Louis Victor Leborgne
aveva iniziato ad avere problemi durante la sua giovinezza, quando aveva
sofferto della prima crisi
di epilessia. Ciò non gli aveva tuttavia impedito di vivere in maniera
autonoma nel terzo distretto di Parigi, dove lavorava producendo forme per scarpe per i calzolai.
A trent'anni
però perse improvvisamente la parola.
Alcune recenti scansioni del cervello
del paziente Tan.
“Non è noto – scrive lo storico polacco - se il danno al lato sinistro del
cervello di Leborgne avesse a che fare con traumi subiti durante la crisi di
epilessia, ma non sembra, come riportato in alcune recenti pubblicazioni, essere stato causato dalla
sifilide, cosa che non è stata mai annotata nei rapporti di Broca.
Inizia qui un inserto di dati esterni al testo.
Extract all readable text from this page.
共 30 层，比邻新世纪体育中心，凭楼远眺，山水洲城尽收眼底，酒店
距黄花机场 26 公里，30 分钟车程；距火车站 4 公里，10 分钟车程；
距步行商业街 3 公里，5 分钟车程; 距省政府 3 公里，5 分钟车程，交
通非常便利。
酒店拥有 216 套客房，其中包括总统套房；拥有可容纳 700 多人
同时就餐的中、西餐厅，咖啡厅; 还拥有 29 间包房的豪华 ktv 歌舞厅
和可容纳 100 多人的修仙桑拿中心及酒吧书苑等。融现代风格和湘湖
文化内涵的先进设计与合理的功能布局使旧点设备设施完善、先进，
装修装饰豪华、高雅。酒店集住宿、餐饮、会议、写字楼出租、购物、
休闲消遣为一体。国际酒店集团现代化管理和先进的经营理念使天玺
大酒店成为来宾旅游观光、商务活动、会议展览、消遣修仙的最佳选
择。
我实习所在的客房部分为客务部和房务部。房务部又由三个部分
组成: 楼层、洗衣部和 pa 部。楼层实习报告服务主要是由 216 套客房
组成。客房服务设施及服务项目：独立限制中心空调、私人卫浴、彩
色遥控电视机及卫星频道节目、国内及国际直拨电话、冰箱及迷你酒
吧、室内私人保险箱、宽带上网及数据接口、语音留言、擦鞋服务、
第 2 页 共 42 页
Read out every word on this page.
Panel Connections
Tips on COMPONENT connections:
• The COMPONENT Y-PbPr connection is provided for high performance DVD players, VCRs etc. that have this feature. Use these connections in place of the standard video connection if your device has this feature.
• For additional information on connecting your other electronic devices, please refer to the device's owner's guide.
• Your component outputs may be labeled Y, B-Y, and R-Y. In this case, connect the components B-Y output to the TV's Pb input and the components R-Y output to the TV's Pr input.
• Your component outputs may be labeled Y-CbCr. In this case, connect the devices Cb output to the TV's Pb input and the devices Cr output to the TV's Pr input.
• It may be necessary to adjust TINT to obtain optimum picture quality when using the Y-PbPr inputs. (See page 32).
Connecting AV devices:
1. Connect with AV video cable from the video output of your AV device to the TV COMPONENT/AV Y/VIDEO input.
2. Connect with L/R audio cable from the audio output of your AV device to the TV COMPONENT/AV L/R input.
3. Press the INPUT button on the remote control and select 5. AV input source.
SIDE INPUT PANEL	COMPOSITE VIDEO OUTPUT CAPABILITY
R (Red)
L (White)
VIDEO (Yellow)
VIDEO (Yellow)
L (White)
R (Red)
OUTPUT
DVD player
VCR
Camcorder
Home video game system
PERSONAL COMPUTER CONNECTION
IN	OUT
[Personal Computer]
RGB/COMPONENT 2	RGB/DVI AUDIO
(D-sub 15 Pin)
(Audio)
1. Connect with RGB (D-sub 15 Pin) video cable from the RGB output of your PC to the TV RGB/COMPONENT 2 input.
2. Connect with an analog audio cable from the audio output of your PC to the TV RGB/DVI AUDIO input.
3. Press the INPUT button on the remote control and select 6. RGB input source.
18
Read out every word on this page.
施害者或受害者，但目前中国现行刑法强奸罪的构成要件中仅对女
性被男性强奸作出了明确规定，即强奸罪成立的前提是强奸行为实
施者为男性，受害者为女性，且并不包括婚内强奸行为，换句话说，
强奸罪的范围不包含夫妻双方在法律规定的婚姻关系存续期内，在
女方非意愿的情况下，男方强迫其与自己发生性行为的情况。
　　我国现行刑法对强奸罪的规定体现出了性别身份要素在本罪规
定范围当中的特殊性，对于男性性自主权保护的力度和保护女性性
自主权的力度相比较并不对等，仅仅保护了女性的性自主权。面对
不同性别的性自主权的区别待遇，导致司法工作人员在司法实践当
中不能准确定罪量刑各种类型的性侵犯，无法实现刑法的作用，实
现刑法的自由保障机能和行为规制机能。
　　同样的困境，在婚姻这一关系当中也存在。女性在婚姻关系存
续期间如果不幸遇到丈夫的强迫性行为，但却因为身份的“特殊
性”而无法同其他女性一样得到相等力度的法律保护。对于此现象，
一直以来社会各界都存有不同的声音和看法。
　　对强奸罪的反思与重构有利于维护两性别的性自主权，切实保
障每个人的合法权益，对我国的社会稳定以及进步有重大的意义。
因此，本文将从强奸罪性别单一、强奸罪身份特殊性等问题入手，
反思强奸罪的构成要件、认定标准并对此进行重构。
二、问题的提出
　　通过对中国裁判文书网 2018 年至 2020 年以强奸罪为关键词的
La
causa immediata del suo ricovero in ospedale era stato il suo problema di
comunicazione.”
E
prosegue: “Leborgne fu ricoverato
nell'ospedale di Bicêtre due o tre mesi dopo aver perso la capacità di parlare. Forse in un primo momento il
disturbo era stato percepito come una perdita temporanea, ma il difetto si
rivelò incurabile. Dato che Leborgne era celibe, non poté essere affidato a
parenti stretti, e trascorse così il resto della sua
vita (21 anni in totale) in ospedale”.
Dopo
la morte, Broca eseguì un attento esame anatomico del cervello di Leborgne,
premurandosi anche di conservalo presso il Musée Dupuytren di Parigi. Recenti
scansioni del reperto hanno appurato che il danno subito era in realtà più ampio e profondo di quello
rilevato da Broca.
Quanto
all'unica, singolare sillaba che Leborgne riusciva ancora a pronunciare,
Domanski avanza un'ipotesi, forse azzardata ma sicuramente suggestiva, e la
lega ai suoi ricordi d'infanzia. Louis Victor era nato nella suggestiva
cittadina di Moret-sur-Loing, prediletta da Monet, accanto a uno dei diversi
mulini ad acqua che la abbellivano. Quei mulini servivano per la produzione di
tannino per la concia, erano, come si dice in francese, moulin a tàn.